I’m trying to create a pretty standard user creation form for a website I’m working on, but my PHP amateur status is preventing me from accomplishing my goal.
Essentially what I want to do is have the user fill out a registration form, and then have a server-side script attempt to register that information. If the registration succeeds, then the user will be redirected to a page telling them to look for a verification email. If that registration fails (the email address is already in the system, not matching passwords, whatever), I would like to reload the page, but display the error message to the user above the form. Currently the form I have is being echoed out of a php file which is separate from the HTML from where the page is stored. My three questions are this.
-
From what I’ve read, the way to redirect users on success is to use header(“Location: http://foo.com“).
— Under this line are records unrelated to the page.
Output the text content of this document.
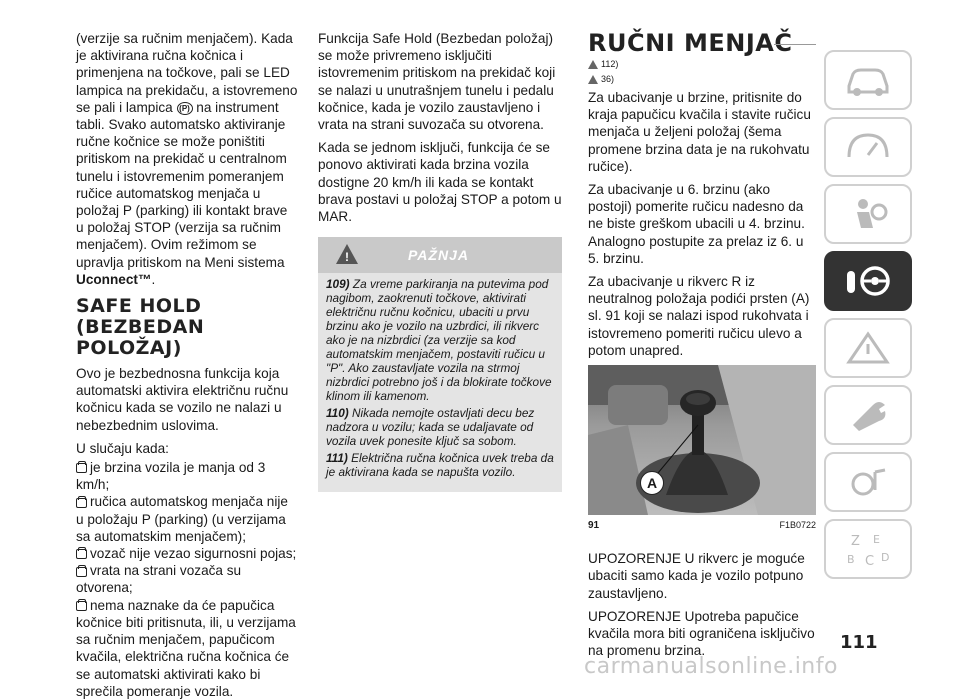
(verzije sa ručnim menjačem). Kada je aktivirana ručna kočnica i primenjena na točkove, pali se LED lampica na prekidaču, a istovremeno se pali i lampica (P) na instrument tabli. Svako automatsko aktiviranje ručne kočnice se može poništiti pritiskom na prekidač u centralnom tunelu i istovremenim pomeranjem ručice automatskog menjača u položaj P (parking) ili kontakt brave u položaj STOP (verzija sa ručnim menjačem). Ovim režimom se upravlja pritiskom na Meni sistema Uconnect™.

SAFE HOLD (BEZBEDAN POLOŽAJ)

Ovo je bezbednosna funkcija koja automatski aktivira električnu ručnu kočnicu kada se vozilo ne nalazi u nebezbednim uslovima.

U slučaju kada:

je brzina vozila je manja od 3 km/h;
ručica automatskog menjača nije u položaju P (parking) (u verzijama sa automatskim menjačem);
vozač nije vezao sigurnosni pojas;
vrata na strani vozača su otvorena;
nema naznake da će papučica kočnice biti pritisnuta, ili, u verzijama sa ručnim menjačem, papučicom kvačila, električna ručna kočnica će se automatski aktivirati kako bi sprečila pomeranje vozila.

Funkcija Safe Hold (Bezbedan položaj) se može privremeno isključiti istovremenim pritiskom na prekidač koji se nalazi u unutrašnjem tunelu i pedalu kočnice, kada je vozilo zaustavljeno i vrata na strani suvozača su otvorena.

Kada se jednom isključi, funkcija će se ponovo aktivirati kada brzina vozila dostigne 20 km/h ili kada se kontakt brava postavi u položaj STOP a potom u MAR.

!	PAŽNJA

109) Za vreme parkiranja na putevima pod nagibom, zaokrenuti točkove, aktivirati električnu ručnu kočnicu, ubaciti u prvu brzinu ako je vozilo na uzbrdici, ili rikverc ako je na nizbrdici (za verzije sa kod automatskim menjačem, postaviti ručicu u "P". Ako zaustavljate vozila na strmoj nizbrdici potrebno još i da blokirate točkove klinom ili kamenom.

110) Nikada nemojte ostavljati decu bez nadzora u vozilu; kada se udaljavate od vozila uvek ponesite ključ sa sobom.

111) Električna ručna kočnica uvek treba da je aktivirana kada se napušta vozilo.

RUČNI MENJAČ
112)
36)

Za ubacivanje u brzine, pritisnite do kraja papučicu kvačila i stavite ručicu menjača u željeni položaj (šema promene brzina data je na rukohvatu ručice).

Za ubacivanje u 6. brzinu (ako postoji) pomerite ručicu nadesno da ne biste greškom ubacili u 4. brzinu. Analogno postupite za prelaz iz 6. u 5. brzinu.

Za ubacivanje u rikverc R iz neutralnog položaja podići prsten (A) sl. 91 koji se nalazi ispod rukohvata i istovremeno pomeriti ručicu ulevo a potom unapred.

A
91	F1B0722

UPOZORENJE U rikverc je moguće ubaciti samo kada je vozilo potpuno zaustavljeno.

UPOZORENJE Upotreba papučice kvačila mora biti ograničena isključivo na promenu brzina.

Z E
B C D
111
carmanualsonline.info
Is that correct, or is there a more proper way to do it?
-
How can I get access to the error(s) that caused the first user to fail? I’ve read that setting a session variable is a poor idea for a number of different reasons, but without that how can I keep track of the errors thrown by the form validation? Should I just create a global $errors variable that I clear every time I echo the registration form?
-
For this case, should the page that the registration form is on have a .html extension or a .php extension, or does it not matter? More generally, is there any rule for when a page is .html vs .php/.asp/something else?
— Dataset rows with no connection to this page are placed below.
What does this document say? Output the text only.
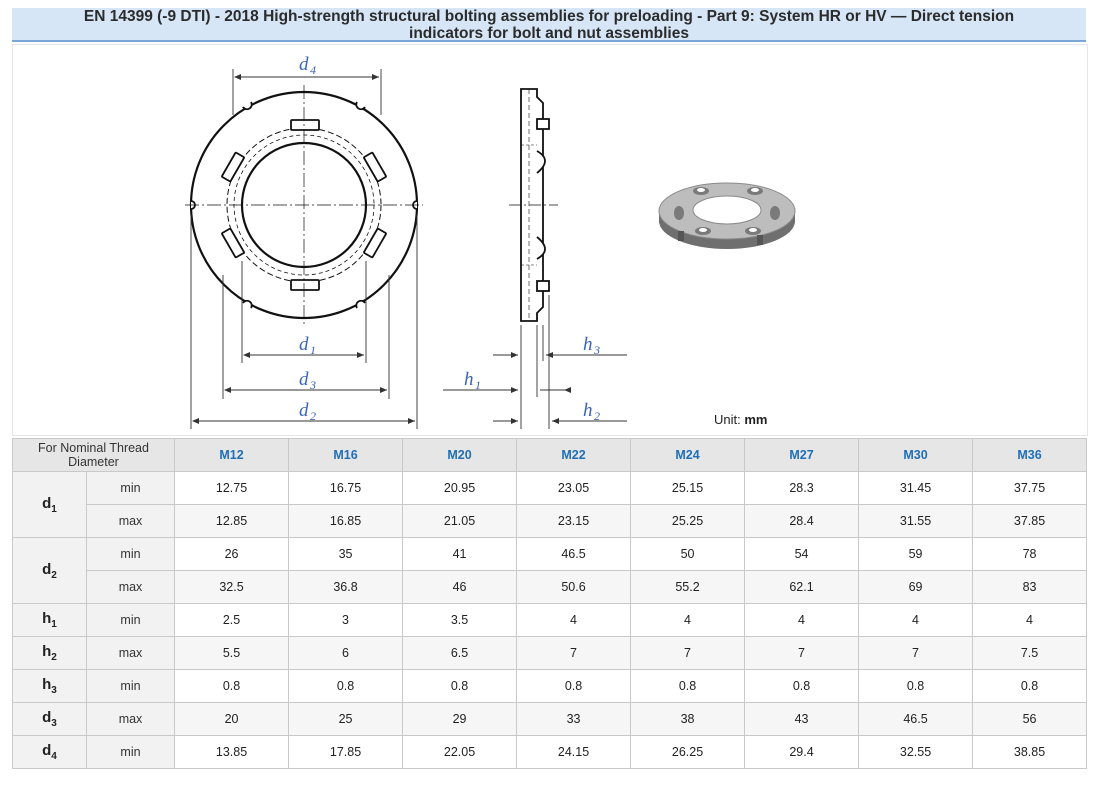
EN 14399 (-9 DTI) - 2018 High-strength structural bolting assemblies for preloading - Part 9: System HR or HV — Direct tension
indicators for bolt and nut assemblies
d 4
d 1
d 3
d 2
h 3
h 1
h 2	Unit: mm
For Nominal Thread Diameter		M12	M16	M20	M22	M24	M27	M30	M36
$d_1$	min	12.75	16.75	20.95	23.05	25.15	28.3	31.45	37.75
	max	12.85	16.85	21.05	23.15	25.25	28.4	31.55	37.85
$d_2$	min	26	35	41	46.5	50	54	59	78
	max	32.5	36.8	46	50.6	55.2	62.1	69	83
$h_1$	min	2.5	3	3.5	4	4	4	4	4
$h_2$	max	5.5	6	6.5	7	7	7	7	7.5
$h_3$	min	0.8	0.8	0.8	0.8	0.8	0.8	0.8	0.8
$d_3$	max	20	25	29	33	38	43	46.5	56
$d_4$	min	13.85	17.85	22.05	24.15	26.25	29.4	32.55	38.85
Edit: added code below. Note, the form is rendered from a file called in ../views/register_form.php (I assume this is how I’d work on getting something MVC-like in PHP)
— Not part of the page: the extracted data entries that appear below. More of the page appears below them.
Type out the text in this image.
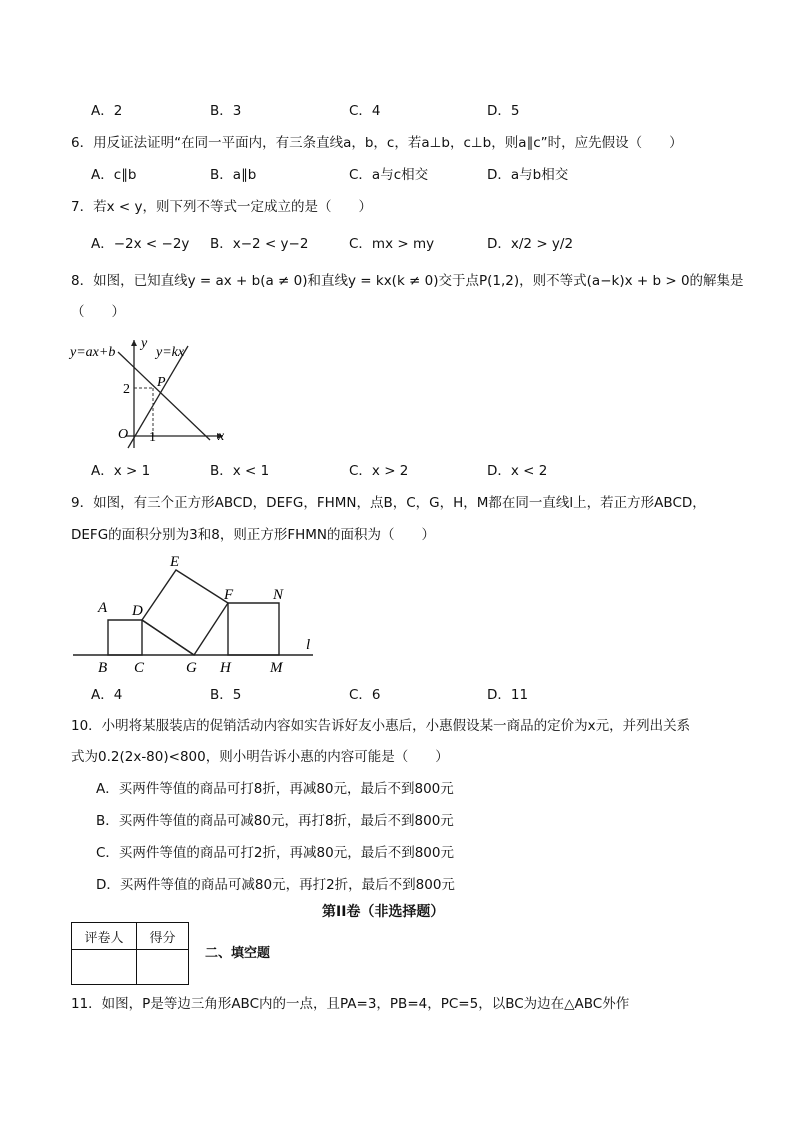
A．2	B．3	C．4	D．5
6．用反证法证明“在同一平面内，有三条直线a，b，c，若a⊥b，c⊥b，则a∥c”时，应先假设（　　）
A．c∥b	B．a∥b	C．a与c相交	D．a与b相交
7．若x < y，则下列不等式一定成立的是（　　）
A．−2x < −2y B．x−2 < y−2	C．mx > my	D．x/2 > y/2
8．如图，已知直线y = ax + b(a ≠ 0)和直线y = kx(k ≠ 0)交于点P(1,2)，则不等式(a−k)x + b > 0的解集是
（　　）
y=ax+b	y=kx
y
x
O
P
2
1
A．x > 1	B．x < 1	C．x > 2	D．x < 2
9．如图，有三个正方形ABCD，DEFG，FHMN，点B，C，G，H，M都在同一直线l上，若正方形ABCD，
DEFG的面积分别为3和8，则正方形FHMN的面积为（　　）
A
B C
D
E
F
G H	M
N
l
A．4	B．5	C．6	D．11
10．小明将某服装店的促销活动内容如实告诉好友小惠后，小惠假设某一商品的定价为x元，并列出关系
式为0.2(2x-80)<800，则小明告诉小惠的内容可能是（　　）
A．买两件等值的商品可打8折，再减80元，最后不到800元
B．买两件等值的商品可减80元，再打8折，最后不到800元
C．买两件等值的商品可打2折，再减80元，最后不到800元
D．买两件等值的商品可减80元，再打2折，最后不到800元
第II卷（非选择题）
评卷人	得分

二、填空题
11．如图，P是等边三角形ABC内的一点，且PA=3，PB=4，PC=5，以BC为边在△ABC外作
The page that the form is rendered on (called index.html)
<body>
<script type="text/javascript"> <!-- put the jquery load stuff into here -->
$(function(){
$("#registration_form").load("views/register_form.php");});
</script>
<div class="topbar"><!-- Create the top bar layout-->
<div class="fill">
<div class="container">
<a class="brand" href="#">Website!</a>
<ul class="nav">
<li class="active"><a href="#">Home</a></li>
<li> <a href="#about">About</a></li>
</ul>
<form action="scripts/login_user.php" method="post" class="pull-right">
<input class="input-medium" id="login-email" type="text" name="email_addr" placeholder="email" />
<input class="input-medium" id="login-password" type="password" name="password" placeholder="password" />
<button class="btn" type="submit">Login now!</button>
</form>
</div>
</div>
</div>
<div class="container">
<div class="content">
<div class="page header">
Page header!
</div>
<div id="registration_form">
</div>
The script
if(//some of the data in the form isn't set)
{
//Set error conditions based on missing data
}
$confirm_password=$_REQUEST['confirm_password'];
$password=$_REQUEST['password'];
if($confirm_password != $password){
//report passwords don't match}
$email_addr=$_REQUEST['email_addr'];
$first_name=$_REQUEST['first_name'];
$last_name=$_REQUEST['last_name'];
try
{
$successful_creation=create_user_and_send_verification_email($email_addr, $password, $first_name, $last_name);
}
catch(Exception $e)
{
/*SQL errors are caught here*/
}
if($successful_creation==FALSE)
{
//If it couldn't be inserted for a non exception generating reason. If I get here, should I echo a page that has those errors printed, but is otherwise identical to the previous one?
}
else
{
//redirect to a "wait for a verification email" page
}
I hope that helps point you in the right direction, although a more focused question with the code you have up to now would generate a better answer.
There are lots of tutorials on this on the web, you should follow one of those and experiment.